Sharing one cup of Ramen using a half broken Wendy's fork.
My stomach growls in protest, my gut telling me I should of joined them,
but my mind and my heart telling myself that if anyone needed the food more?
It was them.
My thoughts hazy as I nervously pick at my already ruined cuticles as my mom digs...
Digs into a bottomless blue solo cup of pennies.
Trying to grasp onto lost hope of her children being able to eat.
Of her children being able to have a roof over their heads and food in their stomach.
Crying myself to sleep as I go to bed hungry the second night in a row as my siblings ate well.
As I walk them to school, empty 211 beer cans seen from a mile away.
Crushed up on the motel lawn as a homeless man frantically picks them up.
Hoping to make money to probably get food.
Saying goodbye to the three younger faces of the kids I spent so many years after washing.
Bathing. Clothing.
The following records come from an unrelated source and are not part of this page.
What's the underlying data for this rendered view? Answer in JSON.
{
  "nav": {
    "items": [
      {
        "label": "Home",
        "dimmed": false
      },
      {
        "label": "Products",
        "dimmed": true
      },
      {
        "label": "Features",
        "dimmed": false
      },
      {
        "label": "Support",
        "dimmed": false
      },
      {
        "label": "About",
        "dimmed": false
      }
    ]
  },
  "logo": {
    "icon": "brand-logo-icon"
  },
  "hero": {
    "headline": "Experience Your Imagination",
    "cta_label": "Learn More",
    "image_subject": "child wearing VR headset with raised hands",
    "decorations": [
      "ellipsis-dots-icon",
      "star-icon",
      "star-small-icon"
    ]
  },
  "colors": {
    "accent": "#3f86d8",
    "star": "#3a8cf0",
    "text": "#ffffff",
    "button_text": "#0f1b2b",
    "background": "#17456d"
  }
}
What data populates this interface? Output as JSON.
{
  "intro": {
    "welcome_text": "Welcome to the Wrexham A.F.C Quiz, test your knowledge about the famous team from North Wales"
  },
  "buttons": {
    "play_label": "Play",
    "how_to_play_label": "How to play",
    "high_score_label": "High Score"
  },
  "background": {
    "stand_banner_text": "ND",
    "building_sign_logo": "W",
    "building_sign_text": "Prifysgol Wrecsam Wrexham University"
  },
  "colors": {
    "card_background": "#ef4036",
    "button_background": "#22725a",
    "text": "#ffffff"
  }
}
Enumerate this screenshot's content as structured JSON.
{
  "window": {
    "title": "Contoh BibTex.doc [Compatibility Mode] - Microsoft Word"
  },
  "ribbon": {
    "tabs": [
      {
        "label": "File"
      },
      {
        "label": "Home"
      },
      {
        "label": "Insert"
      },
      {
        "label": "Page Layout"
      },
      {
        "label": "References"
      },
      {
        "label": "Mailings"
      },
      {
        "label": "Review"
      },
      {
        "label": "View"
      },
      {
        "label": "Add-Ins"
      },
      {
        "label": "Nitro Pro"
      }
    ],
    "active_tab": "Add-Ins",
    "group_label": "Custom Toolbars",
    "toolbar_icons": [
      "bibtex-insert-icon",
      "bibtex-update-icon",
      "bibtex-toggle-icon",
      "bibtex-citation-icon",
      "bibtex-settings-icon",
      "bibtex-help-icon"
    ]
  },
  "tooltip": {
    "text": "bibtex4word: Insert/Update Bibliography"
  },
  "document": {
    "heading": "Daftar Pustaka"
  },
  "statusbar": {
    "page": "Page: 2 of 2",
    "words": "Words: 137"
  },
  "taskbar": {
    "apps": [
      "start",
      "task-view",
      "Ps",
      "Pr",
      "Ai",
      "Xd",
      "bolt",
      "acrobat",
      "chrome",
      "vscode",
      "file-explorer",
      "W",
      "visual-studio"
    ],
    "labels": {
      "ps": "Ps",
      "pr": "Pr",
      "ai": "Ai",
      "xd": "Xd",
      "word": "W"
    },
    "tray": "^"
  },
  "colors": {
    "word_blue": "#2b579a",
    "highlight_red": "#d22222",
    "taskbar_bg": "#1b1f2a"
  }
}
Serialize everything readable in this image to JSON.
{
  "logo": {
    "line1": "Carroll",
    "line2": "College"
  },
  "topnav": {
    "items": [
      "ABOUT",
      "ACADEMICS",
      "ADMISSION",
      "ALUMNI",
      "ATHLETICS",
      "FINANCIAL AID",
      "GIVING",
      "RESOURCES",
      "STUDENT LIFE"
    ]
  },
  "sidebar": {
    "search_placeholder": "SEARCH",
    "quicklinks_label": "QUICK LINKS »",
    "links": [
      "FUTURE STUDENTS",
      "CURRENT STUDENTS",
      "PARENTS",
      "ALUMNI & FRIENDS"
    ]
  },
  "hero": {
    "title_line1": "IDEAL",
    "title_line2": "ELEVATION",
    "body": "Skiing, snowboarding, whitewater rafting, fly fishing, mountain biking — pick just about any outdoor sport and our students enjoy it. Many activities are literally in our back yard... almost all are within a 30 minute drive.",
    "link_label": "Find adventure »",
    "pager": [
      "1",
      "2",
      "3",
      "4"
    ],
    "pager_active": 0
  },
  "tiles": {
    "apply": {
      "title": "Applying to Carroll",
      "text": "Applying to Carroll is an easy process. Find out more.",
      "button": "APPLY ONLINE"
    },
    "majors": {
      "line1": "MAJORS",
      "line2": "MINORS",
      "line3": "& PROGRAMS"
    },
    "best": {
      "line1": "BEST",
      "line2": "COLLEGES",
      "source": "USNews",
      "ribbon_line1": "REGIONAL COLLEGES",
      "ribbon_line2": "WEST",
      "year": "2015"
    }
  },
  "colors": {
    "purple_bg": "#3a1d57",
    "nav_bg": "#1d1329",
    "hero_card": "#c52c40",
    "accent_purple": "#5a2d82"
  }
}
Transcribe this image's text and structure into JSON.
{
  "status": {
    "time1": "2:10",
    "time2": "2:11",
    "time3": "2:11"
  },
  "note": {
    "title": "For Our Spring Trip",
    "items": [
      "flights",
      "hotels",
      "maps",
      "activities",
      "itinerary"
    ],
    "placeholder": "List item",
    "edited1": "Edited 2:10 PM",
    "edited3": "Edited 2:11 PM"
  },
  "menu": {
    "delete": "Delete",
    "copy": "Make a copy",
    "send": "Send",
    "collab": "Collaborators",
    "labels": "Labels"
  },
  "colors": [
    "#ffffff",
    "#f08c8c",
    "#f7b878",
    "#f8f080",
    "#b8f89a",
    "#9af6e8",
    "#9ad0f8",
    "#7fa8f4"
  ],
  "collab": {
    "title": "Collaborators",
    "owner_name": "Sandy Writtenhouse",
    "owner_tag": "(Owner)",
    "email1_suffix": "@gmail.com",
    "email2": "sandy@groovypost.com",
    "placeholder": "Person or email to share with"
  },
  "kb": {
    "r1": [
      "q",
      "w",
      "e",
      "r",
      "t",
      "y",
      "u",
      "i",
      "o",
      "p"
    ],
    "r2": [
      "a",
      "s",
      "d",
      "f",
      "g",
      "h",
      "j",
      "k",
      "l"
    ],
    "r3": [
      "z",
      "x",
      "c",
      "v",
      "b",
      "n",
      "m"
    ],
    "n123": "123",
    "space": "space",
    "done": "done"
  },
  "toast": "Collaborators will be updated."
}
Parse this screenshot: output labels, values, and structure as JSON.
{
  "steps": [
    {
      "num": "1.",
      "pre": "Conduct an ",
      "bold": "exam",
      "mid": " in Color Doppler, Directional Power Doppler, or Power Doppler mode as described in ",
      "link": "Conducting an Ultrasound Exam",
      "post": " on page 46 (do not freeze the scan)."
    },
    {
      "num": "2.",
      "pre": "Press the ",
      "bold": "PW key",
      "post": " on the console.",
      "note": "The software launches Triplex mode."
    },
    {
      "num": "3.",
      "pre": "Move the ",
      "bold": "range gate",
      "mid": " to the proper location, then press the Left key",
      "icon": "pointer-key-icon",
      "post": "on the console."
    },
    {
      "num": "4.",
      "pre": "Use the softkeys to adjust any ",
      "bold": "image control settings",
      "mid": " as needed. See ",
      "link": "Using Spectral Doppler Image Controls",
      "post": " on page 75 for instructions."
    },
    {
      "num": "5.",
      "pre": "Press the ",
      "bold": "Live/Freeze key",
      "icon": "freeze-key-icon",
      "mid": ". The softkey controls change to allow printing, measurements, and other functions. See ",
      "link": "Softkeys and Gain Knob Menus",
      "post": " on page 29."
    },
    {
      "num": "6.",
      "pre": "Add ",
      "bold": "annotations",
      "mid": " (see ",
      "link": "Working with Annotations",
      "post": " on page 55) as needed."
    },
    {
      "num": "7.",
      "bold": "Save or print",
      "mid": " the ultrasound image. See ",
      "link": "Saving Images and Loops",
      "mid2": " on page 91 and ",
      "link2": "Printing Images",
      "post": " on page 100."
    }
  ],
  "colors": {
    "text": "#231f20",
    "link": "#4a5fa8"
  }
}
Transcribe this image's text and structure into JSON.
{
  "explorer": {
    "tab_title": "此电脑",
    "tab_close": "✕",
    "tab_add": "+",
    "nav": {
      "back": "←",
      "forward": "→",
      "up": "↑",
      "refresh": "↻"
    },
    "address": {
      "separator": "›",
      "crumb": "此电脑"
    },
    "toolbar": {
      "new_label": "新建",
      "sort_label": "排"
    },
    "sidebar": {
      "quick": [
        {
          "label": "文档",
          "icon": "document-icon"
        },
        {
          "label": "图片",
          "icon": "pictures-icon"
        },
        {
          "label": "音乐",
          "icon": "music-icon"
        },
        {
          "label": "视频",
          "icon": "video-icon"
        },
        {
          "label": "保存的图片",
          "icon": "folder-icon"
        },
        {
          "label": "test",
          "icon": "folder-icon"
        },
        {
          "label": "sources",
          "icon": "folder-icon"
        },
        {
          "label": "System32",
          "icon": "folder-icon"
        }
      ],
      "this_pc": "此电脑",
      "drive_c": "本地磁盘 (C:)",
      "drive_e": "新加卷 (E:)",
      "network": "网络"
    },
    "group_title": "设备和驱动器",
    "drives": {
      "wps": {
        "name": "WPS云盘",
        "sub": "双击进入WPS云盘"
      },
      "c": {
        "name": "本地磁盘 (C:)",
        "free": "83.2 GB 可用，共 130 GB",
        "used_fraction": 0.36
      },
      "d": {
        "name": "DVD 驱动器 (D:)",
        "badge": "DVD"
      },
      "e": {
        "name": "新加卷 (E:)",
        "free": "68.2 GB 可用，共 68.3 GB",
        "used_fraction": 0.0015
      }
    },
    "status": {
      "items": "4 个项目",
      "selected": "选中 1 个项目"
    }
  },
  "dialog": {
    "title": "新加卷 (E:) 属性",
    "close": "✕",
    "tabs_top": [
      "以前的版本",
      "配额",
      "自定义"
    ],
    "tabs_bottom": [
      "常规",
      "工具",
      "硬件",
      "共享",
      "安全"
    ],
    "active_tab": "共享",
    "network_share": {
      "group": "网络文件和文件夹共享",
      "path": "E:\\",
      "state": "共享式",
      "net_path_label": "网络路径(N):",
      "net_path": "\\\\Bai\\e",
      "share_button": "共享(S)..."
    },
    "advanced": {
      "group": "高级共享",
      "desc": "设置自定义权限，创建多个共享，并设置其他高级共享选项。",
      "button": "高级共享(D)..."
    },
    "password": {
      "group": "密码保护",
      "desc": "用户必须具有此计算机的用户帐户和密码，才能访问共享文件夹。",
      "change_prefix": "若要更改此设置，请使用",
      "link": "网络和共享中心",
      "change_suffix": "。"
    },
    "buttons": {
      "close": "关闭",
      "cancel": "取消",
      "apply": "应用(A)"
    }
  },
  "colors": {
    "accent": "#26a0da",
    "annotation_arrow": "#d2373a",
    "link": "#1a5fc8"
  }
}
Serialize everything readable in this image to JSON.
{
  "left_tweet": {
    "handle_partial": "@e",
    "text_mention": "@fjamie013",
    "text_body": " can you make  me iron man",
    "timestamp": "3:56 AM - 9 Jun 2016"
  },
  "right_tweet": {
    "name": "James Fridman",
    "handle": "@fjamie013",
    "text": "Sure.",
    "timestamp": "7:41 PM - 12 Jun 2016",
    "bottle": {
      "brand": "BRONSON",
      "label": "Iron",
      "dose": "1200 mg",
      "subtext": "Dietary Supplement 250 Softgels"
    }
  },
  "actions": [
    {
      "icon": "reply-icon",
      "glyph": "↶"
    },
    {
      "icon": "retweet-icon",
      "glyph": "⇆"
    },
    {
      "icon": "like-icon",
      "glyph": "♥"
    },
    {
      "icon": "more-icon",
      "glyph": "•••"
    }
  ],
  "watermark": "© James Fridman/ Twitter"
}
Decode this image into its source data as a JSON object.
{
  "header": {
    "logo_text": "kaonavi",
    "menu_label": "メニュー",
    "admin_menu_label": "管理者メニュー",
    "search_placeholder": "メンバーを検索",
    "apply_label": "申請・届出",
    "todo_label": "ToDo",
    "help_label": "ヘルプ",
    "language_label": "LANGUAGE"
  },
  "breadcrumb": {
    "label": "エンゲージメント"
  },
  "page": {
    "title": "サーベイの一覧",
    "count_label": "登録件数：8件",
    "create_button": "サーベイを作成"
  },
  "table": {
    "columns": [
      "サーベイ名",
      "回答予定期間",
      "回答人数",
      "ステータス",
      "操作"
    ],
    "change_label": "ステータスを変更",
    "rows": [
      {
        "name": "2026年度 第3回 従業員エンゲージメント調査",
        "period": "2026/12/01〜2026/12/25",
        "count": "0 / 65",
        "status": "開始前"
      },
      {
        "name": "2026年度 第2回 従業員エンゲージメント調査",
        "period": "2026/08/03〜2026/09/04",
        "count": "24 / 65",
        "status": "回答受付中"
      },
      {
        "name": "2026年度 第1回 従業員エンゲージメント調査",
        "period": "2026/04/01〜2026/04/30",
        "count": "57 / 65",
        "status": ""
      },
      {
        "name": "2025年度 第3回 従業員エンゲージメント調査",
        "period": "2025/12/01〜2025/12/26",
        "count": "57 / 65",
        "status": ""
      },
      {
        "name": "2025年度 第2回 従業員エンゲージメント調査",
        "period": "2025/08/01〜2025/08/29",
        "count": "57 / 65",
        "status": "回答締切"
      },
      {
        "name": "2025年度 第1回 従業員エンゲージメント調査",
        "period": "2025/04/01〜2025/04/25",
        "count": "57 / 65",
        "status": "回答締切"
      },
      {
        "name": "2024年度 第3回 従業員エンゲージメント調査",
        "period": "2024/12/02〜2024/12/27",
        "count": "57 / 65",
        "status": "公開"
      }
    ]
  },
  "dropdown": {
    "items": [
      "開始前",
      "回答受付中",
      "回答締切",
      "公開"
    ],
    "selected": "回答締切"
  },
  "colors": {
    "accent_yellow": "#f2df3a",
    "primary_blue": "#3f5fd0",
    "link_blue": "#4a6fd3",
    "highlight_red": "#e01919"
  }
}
Feeding.
3 years ago, had I not noticed the signs of my mom struggling to make sure we had everything,
I would have never learned the most important thing.
Loneliness in a world full of company sometimes never is so bad.
Loneliness is what motivated me to continue past Sophmore year.
Loneliness is what made me come home everynight and take over the most important people in my life.
Loneliness is what motivated me to keeping up my grades and increasing my GPA so that one day..
My lonliness would one day morph into happiness.
Closing my eyes as I watch myself stride confidentally across that Robinson High School auditorium stage.
Watching my mom, hair gray with age and skin pale as can be with a smile on her face.
My family beside her, clapping and cheering as I take that one important high school document in my sweaty hand.
Walking across that stage and thinking one thing.
You were alone...but you had the company of lonlieness to keep you sane.